Missions in Star Citizen will also be way more complex than you’d find in most games, and way more engaging from a roleplaying standpoint. Tony said they’re still too early in the development of that component of the game to really give specifics about how they’re going to do anything, but I talked him into giving a bit of the theory behind it. I thought an idea of “the commander’s intent,” to borrow an old phrase from my Army days, would tell us a lot about what to expect.
“The basic high-level objective is going to be to present the players with a practically infinite amount of content, that is far more interesting, far more challenging, than you’ve seen in the MMOs that have come thus far,” Tony said. “The fundamental problem with [the standard] approach is that once you’ve done that sequence, it’s far less interesting. The alternative is to go with the completely hand-crafted mission sequence, which is incredibly design-intensive.”
“What we’re trying to do at a conceptional level, is strike a balance between these two extremes,” Tony explained. He went on to talk about how they plan to attempt that by algorithmically combining the different mission elements together. The example he cited was a situation where the player might be flying through space and pick up a distress call. Distress calls in the past might have required the player to board a ship or enter a facility to rescue a hostage, or possibly hack a computer core to retrieve critical information. There’s every possibility this one could be completely different, possibly a combination no one in the game has experienced yet.
Tony likens it to a thread, and “as you pull this mission thread, additional sub-objectives related to the previous objective and connected algorithmically will become available.” How far you continue down that dynamically-generated mission path will be up to the player. “The point of all this is that when you respond to a distress call, it’ll be completely different.”
The advantage to this is that each of the sub-objectives can be much more heavily designed, and capture the depth that typically hand-crafted mission have. By dynamically linking those shorter missions together, you get something much larger, which in the greater scope feels less repetitive, and lends itself more to building that living universe. There’s also that little point about the game being really modular and there being a strategy that involves continuing development.
Tony mentioned that other players will see elements of the mission unfolding, a freighter under attack for instance, but because they haven’t been part of what lead up to it, they won’t know what the context is. If you think about it, that’s a lot like real life, as well. We spend all day seeing things like the guy limping past on crutches or the car with a dent in the trunk, but we never know the story of how that happened. It’s just one of the many things around us that’s out of the norm and adds color to our experience.
The idea behind the system also means you can invite your friends in to join you part way through a mission because things are getting too hot. Michael Weston never had to wait on Sam Axe to go through talking to NPCs and getting himself “caught up” in the quest. Mike just made a call and Sam showed up with the appropriate hardware. If the system is implemented the way it sounds, it means being the friend with lots of toys that go boom may be a completely viable way to play Star Citizen, and that’s another mark in their favor.
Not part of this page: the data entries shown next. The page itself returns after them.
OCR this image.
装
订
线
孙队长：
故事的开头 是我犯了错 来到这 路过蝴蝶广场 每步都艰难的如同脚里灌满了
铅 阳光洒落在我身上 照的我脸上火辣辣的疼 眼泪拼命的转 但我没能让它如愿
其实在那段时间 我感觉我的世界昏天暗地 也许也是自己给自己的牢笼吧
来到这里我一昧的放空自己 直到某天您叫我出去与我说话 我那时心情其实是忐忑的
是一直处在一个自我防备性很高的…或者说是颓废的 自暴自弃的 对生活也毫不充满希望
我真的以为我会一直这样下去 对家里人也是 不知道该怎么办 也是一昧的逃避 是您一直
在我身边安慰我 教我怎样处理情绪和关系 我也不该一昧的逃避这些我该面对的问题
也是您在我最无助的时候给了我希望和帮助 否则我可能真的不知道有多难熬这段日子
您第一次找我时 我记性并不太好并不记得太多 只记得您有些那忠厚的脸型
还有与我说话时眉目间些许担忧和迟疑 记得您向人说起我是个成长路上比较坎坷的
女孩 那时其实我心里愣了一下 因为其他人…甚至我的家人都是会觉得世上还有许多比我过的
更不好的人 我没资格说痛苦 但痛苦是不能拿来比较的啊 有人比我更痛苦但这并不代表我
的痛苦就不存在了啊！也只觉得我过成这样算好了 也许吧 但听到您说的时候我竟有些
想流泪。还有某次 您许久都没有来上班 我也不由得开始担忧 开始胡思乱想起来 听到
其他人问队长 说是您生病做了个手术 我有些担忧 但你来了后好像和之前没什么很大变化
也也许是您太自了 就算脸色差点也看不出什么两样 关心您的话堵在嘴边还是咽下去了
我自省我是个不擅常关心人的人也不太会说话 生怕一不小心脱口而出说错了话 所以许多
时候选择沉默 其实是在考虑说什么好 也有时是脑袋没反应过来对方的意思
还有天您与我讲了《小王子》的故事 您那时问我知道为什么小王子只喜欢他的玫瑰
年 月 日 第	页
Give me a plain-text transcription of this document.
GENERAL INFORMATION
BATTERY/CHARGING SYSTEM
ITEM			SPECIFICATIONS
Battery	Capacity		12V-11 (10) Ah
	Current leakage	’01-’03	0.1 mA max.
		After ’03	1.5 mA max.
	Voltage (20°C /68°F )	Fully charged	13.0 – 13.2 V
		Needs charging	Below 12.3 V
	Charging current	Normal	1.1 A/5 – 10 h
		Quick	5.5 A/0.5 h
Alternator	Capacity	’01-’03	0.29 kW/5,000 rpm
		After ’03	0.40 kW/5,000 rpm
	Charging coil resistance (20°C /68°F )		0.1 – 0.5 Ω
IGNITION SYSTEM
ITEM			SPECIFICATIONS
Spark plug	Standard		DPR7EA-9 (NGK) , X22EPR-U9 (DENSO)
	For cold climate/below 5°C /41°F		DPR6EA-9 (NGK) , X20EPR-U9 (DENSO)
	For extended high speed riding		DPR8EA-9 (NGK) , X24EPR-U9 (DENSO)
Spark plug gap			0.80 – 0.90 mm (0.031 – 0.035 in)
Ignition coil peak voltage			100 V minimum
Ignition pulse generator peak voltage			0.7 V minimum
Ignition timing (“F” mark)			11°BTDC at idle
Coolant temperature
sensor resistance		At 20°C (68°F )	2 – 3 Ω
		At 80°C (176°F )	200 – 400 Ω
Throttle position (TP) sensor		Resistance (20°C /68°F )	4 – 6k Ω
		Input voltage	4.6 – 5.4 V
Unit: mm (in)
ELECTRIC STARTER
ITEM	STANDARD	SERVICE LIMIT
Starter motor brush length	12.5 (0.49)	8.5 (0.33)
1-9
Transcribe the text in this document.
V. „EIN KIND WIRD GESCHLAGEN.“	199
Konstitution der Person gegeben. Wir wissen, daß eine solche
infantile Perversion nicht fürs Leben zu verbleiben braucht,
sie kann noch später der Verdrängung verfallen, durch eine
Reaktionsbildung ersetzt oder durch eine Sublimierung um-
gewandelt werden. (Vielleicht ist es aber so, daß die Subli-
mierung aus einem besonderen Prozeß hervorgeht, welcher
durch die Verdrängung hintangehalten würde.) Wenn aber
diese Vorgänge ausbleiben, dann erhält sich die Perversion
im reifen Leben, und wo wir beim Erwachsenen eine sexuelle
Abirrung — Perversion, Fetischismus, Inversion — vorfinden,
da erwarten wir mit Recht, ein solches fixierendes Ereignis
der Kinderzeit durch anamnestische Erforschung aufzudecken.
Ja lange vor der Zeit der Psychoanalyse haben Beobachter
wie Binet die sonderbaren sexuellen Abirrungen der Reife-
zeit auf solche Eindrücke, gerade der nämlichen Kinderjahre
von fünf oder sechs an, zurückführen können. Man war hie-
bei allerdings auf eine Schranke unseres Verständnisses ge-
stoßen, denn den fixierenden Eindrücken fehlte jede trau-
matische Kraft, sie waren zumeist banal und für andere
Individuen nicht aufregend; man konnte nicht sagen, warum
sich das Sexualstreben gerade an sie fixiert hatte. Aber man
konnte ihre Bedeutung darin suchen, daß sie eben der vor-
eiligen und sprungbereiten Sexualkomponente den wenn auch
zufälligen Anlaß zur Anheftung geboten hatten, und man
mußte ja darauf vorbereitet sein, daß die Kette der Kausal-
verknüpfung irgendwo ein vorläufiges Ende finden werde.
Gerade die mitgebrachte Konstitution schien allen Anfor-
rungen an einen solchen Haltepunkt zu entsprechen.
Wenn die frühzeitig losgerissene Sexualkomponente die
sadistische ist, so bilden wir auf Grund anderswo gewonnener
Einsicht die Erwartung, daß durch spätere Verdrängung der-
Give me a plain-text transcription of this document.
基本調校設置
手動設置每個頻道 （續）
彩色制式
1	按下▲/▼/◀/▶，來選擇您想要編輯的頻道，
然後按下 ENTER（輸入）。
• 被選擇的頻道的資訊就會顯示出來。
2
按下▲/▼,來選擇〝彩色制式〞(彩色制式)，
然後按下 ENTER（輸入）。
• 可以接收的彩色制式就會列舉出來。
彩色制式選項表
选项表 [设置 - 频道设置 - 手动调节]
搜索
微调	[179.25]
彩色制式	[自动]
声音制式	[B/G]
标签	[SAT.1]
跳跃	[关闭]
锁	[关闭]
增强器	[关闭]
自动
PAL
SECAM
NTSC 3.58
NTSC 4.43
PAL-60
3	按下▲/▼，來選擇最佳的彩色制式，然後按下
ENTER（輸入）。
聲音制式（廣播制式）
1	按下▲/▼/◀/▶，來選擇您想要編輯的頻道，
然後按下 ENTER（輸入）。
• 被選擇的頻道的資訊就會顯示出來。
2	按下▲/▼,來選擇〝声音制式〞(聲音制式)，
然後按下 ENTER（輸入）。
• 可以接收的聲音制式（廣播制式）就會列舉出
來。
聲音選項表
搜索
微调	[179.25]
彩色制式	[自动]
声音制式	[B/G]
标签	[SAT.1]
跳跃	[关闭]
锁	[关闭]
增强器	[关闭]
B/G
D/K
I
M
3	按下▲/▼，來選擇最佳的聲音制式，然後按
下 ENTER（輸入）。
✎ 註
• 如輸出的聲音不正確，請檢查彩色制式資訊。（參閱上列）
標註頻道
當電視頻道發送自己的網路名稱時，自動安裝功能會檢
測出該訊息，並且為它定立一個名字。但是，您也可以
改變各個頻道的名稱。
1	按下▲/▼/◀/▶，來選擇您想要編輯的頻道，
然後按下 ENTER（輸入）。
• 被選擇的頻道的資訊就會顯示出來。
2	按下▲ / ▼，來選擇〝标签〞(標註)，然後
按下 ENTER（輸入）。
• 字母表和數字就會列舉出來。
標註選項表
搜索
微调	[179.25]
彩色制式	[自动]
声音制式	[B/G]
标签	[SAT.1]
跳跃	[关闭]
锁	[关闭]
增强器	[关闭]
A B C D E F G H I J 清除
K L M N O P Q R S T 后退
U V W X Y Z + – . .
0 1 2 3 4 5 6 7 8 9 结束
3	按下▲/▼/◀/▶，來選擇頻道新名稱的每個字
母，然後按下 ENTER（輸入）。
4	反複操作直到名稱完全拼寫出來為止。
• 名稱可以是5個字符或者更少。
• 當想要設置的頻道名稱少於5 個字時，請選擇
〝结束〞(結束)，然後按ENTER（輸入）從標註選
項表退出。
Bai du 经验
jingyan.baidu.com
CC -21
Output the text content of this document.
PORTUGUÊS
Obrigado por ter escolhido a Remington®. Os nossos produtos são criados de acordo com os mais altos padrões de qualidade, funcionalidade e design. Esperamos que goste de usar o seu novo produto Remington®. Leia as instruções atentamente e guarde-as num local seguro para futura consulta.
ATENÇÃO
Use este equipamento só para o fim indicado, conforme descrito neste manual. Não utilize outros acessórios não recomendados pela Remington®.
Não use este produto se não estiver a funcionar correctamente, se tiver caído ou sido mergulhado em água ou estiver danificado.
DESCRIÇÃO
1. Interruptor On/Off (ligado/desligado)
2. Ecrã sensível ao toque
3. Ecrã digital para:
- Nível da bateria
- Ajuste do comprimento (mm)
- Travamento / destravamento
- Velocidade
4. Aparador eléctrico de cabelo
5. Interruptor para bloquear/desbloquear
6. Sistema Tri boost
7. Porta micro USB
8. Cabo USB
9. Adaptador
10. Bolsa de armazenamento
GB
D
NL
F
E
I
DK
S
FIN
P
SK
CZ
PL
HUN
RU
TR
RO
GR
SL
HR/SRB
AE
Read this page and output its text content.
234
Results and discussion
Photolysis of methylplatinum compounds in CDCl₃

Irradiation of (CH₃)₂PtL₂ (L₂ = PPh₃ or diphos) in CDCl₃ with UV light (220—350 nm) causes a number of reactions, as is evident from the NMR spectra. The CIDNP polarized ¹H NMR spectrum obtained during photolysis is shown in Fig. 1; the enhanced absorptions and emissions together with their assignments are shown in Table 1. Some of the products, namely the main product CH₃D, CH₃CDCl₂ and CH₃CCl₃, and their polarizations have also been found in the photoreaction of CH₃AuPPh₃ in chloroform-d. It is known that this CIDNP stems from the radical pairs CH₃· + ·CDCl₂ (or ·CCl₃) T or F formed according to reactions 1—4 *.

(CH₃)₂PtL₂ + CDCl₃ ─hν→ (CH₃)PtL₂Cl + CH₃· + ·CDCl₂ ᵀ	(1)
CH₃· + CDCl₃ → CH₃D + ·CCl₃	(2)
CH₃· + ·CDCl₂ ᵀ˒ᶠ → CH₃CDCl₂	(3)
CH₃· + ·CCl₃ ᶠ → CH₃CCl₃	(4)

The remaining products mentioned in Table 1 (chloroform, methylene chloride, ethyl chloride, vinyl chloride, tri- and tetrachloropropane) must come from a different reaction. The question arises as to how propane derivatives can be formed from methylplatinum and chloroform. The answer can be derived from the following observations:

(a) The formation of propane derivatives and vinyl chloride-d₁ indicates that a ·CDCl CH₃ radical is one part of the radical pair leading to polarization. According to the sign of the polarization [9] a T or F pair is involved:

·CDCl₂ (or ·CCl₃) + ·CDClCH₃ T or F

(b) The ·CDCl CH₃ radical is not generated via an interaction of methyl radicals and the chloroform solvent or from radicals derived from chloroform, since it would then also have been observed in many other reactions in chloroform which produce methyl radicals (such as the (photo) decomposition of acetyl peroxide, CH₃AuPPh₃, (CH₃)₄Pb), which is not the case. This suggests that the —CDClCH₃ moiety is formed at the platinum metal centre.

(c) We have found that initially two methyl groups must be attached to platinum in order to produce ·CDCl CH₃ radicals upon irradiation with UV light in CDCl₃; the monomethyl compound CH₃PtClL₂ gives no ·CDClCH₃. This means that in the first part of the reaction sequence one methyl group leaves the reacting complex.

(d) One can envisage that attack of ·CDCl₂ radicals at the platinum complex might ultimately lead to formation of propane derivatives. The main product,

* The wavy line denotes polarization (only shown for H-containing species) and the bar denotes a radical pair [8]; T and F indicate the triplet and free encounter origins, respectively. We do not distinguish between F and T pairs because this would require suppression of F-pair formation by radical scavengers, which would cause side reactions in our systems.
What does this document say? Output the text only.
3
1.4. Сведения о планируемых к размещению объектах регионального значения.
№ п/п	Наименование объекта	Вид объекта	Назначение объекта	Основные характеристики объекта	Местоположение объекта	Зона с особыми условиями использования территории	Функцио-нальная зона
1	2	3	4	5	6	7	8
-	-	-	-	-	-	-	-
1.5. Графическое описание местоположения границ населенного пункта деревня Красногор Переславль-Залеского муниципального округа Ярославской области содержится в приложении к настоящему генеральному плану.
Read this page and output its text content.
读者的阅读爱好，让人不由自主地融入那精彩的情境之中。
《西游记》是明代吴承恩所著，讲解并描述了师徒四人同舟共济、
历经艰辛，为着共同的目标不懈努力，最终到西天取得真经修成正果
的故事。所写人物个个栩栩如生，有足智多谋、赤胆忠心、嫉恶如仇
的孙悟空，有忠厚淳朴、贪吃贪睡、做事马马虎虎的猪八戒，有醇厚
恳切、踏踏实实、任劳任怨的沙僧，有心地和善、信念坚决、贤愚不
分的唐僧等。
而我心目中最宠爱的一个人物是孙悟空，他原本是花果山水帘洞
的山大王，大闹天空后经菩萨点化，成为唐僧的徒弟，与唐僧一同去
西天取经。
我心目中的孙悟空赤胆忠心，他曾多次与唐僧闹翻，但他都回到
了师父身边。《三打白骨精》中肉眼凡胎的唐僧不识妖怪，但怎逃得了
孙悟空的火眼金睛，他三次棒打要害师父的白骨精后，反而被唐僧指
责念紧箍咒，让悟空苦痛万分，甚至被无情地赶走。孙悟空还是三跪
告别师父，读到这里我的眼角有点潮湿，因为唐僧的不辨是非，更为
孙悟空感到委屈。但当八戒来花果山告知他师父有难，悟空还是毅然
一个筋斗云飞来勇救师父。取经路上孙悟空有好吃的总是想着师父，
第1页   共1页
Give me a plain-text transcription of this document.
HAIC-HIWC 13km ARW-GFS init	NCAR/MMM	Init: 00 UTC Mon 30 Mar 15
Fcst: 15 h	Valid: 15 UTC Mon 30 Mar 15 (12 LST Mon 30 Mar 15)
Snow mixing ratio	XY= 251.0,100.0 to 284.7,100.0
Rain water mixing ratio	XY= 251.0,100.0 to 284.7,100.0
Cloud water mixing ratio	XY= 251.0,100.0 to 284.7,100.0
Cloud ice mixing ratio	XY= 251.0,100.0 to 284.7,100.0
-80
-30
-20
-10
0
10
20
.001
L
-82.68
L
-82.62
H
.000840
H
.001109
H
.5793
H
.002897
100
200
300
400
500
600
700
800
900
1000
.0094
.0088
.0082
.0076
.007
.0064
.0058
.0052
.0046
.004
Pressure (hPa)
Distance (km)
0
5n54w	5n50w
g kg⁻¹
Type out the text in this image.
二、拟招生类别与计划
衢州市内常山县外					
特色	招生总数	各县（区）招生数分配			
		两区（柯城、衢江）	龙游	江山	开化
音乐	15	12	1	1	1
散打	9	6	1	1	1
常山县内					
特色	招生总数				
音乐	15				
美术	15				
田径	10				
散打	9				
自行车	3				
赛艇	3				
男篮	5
So in my last article, I took a hard look at Star Citizen. This time, I really wanted to highlight some of the things I think they’re doing right. In a way, it wasn’t really what I expected, because I’m such a fan of empowering players to do what they want with the game that I really expected to be pretty opposed to their economics on rails approach to the in-game market.
When I set aside what I personally want, and take a hard look at what would be best for the game, I can’t help but acknowledge that their current approach is probably the best solution I’ve heard of with any MMO. Tony admitted that it wouldn’t be exactly impossible to impact the market like I’d wanted to, just that it would get progressively harder. To slaughter an old expression from college physics, as X approaches the objective of Y, Red gets increasingly frustrated.
One thing I suspected and confirmed on that visit though, Tony Zurovec is an unbelievably intelligent guy. He’s also never getting away with another emailed interview again, because it doesn’t do him justice. Tony doesn’t just answer questions, he verbally deconstructs them and assembles an applicable demonstration of the science behind what he’s doing, which has the side benefit of answering the question you asked.
If anyone can keep up with the tide of ideas Chris Roberts rolls into the list of deliverables, it’ll be the android disguising himself as Tony Zurovec. What’s more, the guy will likely figure out how to make it work even better than Chris had intended. I still can’t say it’ll be the Star Citizen I expected when I backed, but I do think it’ll be a pretty bang up version of it.